Она задумалась и с подозрением посмотрела на меня.
— Мистер Бейтс мёртв и похоронен, упокой господь его душу. Мак, в основном, занимался тем, что рыскал по округе в поисках девочек, да муштровал мальчиков. Возле реки он построил полосу препятствий, и они там занимаются ежедневно в течение часа. Видел бы ты, как он с ними обращается. Возмутительно. Говорит, что готовит их к войне. Этот бешеный дурак всех нас погубит, попомни мои слова. Впрочем, он и тобой серьёзно интересовался. Высоко тебя ценит. Хочет, чтобы ты был в боевой форме. Говорит, не хочет начинать войну без тебя. Так что, поправляйся. Чем дольше будешь тут лежать, лениться и жалеть себя, тем лучше будет всем нам.
Мы услышали приближение Мака и Грина, и замолчали.
— Так, вот он наш, хер хромой, бодрячком, — произнёс Мак, входя.

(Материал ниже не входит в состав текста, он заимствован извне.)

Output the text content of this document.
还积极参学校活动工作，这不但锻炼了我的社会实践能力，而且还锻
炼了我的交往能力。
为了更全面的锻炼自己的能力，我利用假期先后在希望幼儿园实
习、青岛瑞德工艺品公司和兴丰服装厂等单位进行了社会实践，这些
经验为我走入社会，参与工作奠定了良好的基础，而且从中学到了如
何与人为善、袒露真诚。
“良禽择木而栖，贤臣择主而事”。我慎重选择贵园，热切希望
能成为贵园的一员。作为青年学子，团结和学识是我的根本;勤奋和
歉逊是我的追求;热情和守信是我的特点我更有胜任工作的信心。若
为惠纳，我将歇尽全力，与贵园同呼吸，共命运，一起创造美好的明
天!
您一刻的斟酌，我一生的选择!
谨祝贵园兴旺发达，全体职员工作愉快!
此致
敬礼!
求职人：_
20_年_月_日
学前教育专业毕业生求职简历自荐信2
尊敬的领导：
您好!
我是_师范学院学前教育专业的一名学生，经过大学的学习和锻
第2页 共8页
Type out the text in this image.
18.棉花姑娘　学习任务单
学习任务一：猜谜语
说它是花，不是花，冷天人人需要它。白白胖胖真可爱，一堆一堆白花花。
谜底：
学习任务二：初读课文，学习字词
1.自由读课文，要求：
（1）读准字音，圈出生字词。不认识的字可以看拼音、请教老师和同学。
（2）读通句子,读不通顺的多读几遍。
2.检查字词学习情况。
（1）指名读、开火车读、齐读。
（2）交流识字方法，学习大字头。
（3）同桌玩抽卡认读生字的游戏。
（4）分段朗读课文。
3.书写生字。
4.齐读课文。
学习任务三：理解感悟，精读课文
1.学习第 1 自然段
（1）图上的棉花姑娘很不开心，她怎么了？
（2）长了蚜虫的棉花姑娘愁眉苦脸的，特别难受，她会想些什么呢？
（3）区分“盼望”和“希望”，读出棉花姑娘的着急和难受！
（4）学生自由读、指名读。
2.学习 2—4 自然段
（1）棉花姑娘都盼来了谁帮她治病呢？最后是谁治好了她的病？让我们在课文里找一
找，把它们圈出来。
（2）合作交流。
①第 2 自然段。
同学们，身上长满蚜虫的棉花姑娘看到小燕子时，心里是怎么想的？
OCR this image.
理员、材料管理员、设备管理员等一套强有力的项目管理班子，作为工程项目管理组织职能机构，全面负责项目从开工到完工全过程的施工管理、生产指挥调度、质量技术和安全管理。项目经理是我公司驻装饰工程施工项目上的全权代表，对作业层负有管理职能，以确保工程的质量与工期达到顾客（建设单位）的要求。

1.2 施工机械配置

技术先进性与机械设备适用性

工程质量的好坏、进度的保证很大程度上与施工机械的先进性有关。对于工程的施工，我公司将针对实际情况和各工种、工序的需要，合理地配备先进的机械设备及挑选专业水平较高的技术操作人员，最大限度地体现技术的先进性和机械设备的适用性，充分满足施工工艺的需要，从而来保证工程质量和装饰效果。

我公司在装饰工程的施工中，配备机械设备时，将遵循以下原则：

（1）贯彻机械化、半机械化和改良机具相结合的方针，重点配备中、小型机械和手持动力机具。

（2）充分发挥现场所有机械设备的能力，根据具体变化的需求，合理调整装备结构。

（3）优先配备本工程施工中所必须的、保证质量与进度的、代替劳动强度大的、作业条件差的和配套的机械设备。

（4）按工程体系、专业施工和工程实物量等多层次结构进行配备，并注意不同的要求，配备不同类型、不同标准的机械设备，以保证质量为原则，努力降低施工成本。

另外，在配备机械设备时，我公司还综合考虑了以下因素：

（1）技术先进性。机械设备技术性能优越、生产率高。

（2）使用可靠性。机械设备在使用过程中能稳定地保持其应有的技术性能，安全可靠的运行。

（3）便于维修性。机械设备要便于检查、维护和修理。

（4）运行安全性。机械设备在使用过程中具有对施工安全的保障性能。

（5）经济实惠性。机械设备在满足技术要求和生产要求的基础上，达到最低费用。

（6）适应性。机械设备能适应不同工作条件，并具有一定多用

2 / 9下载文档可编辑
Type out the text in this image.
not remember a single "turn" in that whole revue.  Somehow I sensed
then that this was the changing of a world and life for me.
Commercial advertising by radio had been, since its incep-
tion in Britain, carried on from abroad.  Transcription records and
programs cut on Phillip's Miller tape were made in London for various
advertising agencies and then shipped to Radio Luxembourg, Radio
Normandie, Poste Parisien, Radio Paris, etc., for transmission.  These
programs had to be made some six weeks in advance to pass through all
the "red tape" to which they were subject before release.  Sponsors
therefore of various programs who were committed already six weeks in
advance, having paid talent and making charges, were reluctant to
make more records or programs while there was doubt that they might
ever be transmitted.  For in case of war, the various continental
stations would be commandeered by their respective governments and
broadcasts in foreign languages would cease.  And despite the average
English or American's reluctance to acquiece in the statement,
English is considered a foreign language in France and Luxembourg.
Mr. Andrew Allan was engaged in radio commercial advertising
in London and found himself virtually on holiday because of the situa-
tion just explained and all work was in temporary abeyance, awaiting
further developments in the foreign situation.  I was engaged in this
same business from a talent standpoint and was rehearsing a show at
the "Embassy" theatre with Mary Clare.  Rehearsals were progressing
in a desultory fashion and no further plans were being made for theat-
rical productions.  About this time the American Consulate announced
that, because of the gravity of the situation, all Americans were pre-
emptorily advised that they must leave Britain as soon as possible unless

Он отпустил миссис Аткинс одним взглядом, та вышла, и он занял освободившееся место.
— Привет, — слабо проговорил я.
— И тебе привет. — Он понюхал и оглядел мою ногу. — Как самочувствие?
— Пульсирует.
Он кивнул.
— Что ж, я говорил, ты везучий малый, и всё у тебя будет хорошо. Давай, отлёживайся, ты мне нужен в форме, но недолго, ты мне понадобишься.
— Зачем? Что-то готовится? — Я был едва в сознании, дезориентирован, квакал, как лягушка, а мой мозг подвергался бомбардировке информацией, с которой я едва мог совладать. Но мне нужно было знать что происходит.
— Среди нас предатель. Какой-то пидор застрелил Бейтси. Избавил его от страданий и испортил всё веселье. Я хотел, чтобы ты с этим разобрался, но ты был едва в сознании и тусовался здесь, в лазарете, когда я пришёл посмотреть, как ты. Так что не переживай, мы знаем, это не ты. Но мы не знаем, кто это и меня это… нервирует. Либо кто-то из офицеров мутит у меня за спиной, либо кто-то из младших припрятал ствол, о котором мы ничего не знаем. Мне оба варианта не нравятся. Короче, толстуха принесет тебе пожевать, и мы тобой займёмся. Как будешь готов, посвящу тебя в свои планы.
Я был счастлив; я едва мог держать глаза открытыми.
— Отдыхай, браток, — сказал Мак, но я уже практически спал.